4.2. Remove the dial method
The basic process of this program is similar to the above program, but the removal of the background is added to the program. The program puts two photos together and selects the brightest part to realize the separation of the pointer and the dial. The effect is shown in the figure below:
Figure 9. Separate instrument dials. |
After removing the dial, the pointer is more precise and clear. At the same time, when running other instruments, it also has a more prominent performance:
Figure 10. The effect of different gauges after removing the dial. |
Since the logic of this program is to find the longest two sides in the picture as the two sides of the pointer, the threshold for the length of the pointer is not strict. In many cases, setting it to the minimum can also better find the desired variable. , mainly relying on the removal of the background greatly facilitates the reading of the pointer by the program:
Figure 11. Precise identification results of the program. |
This program has achieved good results in terms of modularity and ease of use. Compared with the second program, the reading accuracy has also greatly increased.
5. Conclusion
After a series of data collection and research, there are many ways to use computer vision to read meters, but the general ideas are similar. Methods including removing the background noise of the instrument and enhancing the recognition of the pointer are all preparations for the program to better recognize the readings.

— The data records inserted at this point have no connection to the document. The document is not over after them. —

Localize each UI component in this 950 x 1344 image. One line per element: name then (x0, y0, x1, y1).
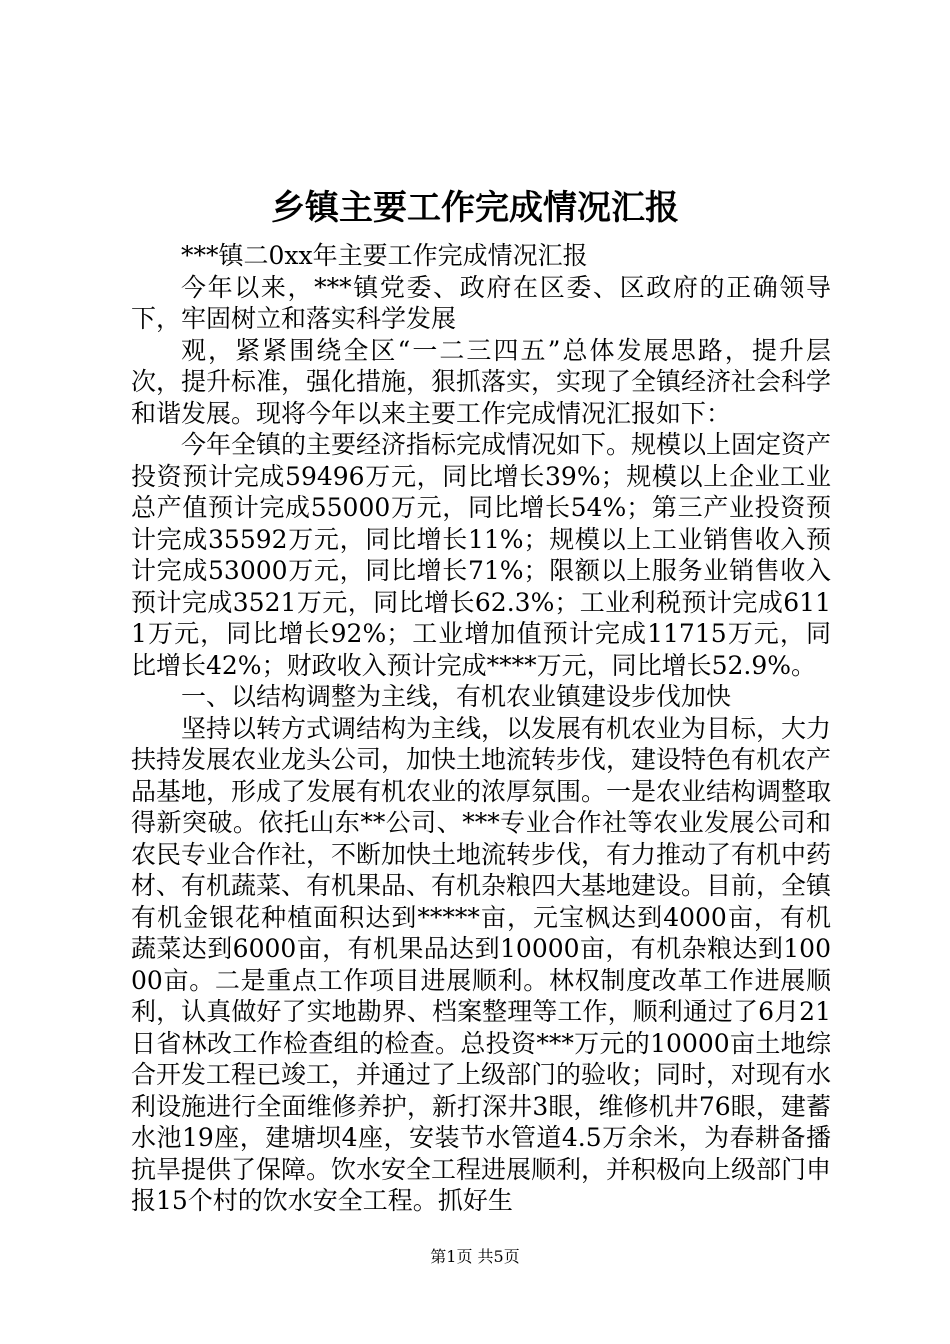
paragraph-subtitle: ***镇二0xx年主要工作完成情况汇报 (181, 241, 588, 270)
page-footer: 第1页 共5页 (430, 1247, 520, 1266)
section-heading-1: 一、以结构调整为主线，有机农业镇建设步伐加快 (181, 682, 732, 711)
paragraph-intro-continued: 观，紧紧围绕全区“一二三四五”总体发展思路，提升层次，提升标准，强化措施，狠抓落实，实现了全镇经济社会科学和谐发展。现将今年以来主要工作完成情况汇报如下： (131, 335, 832, 428)
document-title: 乡镇主要工作完成情况汇报 (271, 188, 679, 228)
paragraph-intro: 今年以来，***镇党委、政府在区委、区政府的正确领导下，牢固树立和落实科学发展 (131, 272, 831, 333)
document-body (131, 240, 831, 1217)
paragraph-agriculture: 坚持以转方式调结构为主线，以发展有机农业为目标，大力扶持发展农业龙头公司，加快土地流转步伐，建设特色有机农产品基地，形成了发展有机农业的浓厚氛围。一是农业结构调整取得新突破。依托山东**公司、***专业合作社等农业发展公司和农民专业合作社，不断加快土地流转步伐，有力推动了有机中药材、有机蔬菜、有机果品、有机杂粮四大基地建设。目前，全镇有机金银花种植面积达到*****亩，元宝枫达到4000亩，有机蔬菜达到6000亩，有机果品达到10000亩，有机杂粮达到10000亩。二是重点工作项目进展顺利。林权制度改革工作进展顺利，认真做好了实地勘界、档案整理等工作，顺利通过了6月21日省林改工作检查组的检查。总投资***万元的10000亩土地综合开发工程已竣工，并通过了上级部门的验收；同时，对现有水利设施进行全面维修养护，新打深井3眼，维修机井76眼，建蓄水池19座，建塘坝4座，安装节水管道4.5万余米，为春耕备播抗旱提供了保障。饮水安全工程进展顺利，并积极向上级部门申报15个村的饮水安全工程。抓好生 (131, 713, 832, 1215)
paragraph-economic-indicators: 今年全镇的主要经济指标完成情况如下。规模以上固定资产投资预计完成59496万元，同比增长39%；规模以上企业工业总产值预计完成55000万元，同比增长54%；第三产业投资预计完成35592万元，同比增长11%；规模以上工业销售收入预计完成53000万元，同比增长71%；限额以上服务业销售收入预计完成3521万元，同比增长62.3%；工业利税预计完成6111万元，同比增长92%；工业增加值预计完成11715万元，同比增长42%；财政收入预计完成****万元，同比增长52.9%。 (131, 430, 832, 680)
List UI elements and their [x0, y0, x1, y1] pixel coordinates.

These simple and easy methods all have a serious drawback, which is that they solidify various information on the dial, making it difficult to read some different instruments. All in all, they lack adaptability and versatility. First of all, a lot of manual preparation is required before identification, which will consume a lot of resources and experience. The solidification of instrument information will make identification more difficult, and it is even difficult to identify some similar instruments.
In contrast, it is very difficult to let the computer automatically analyze the information from these meters and do the automatic analysis, and many current studies have also confirmed this point. The application of various machine learning technologies in computer vision is actually to make the computer's ability to recognize information more versatile and accurate, and to better meet the needs of engineering or life.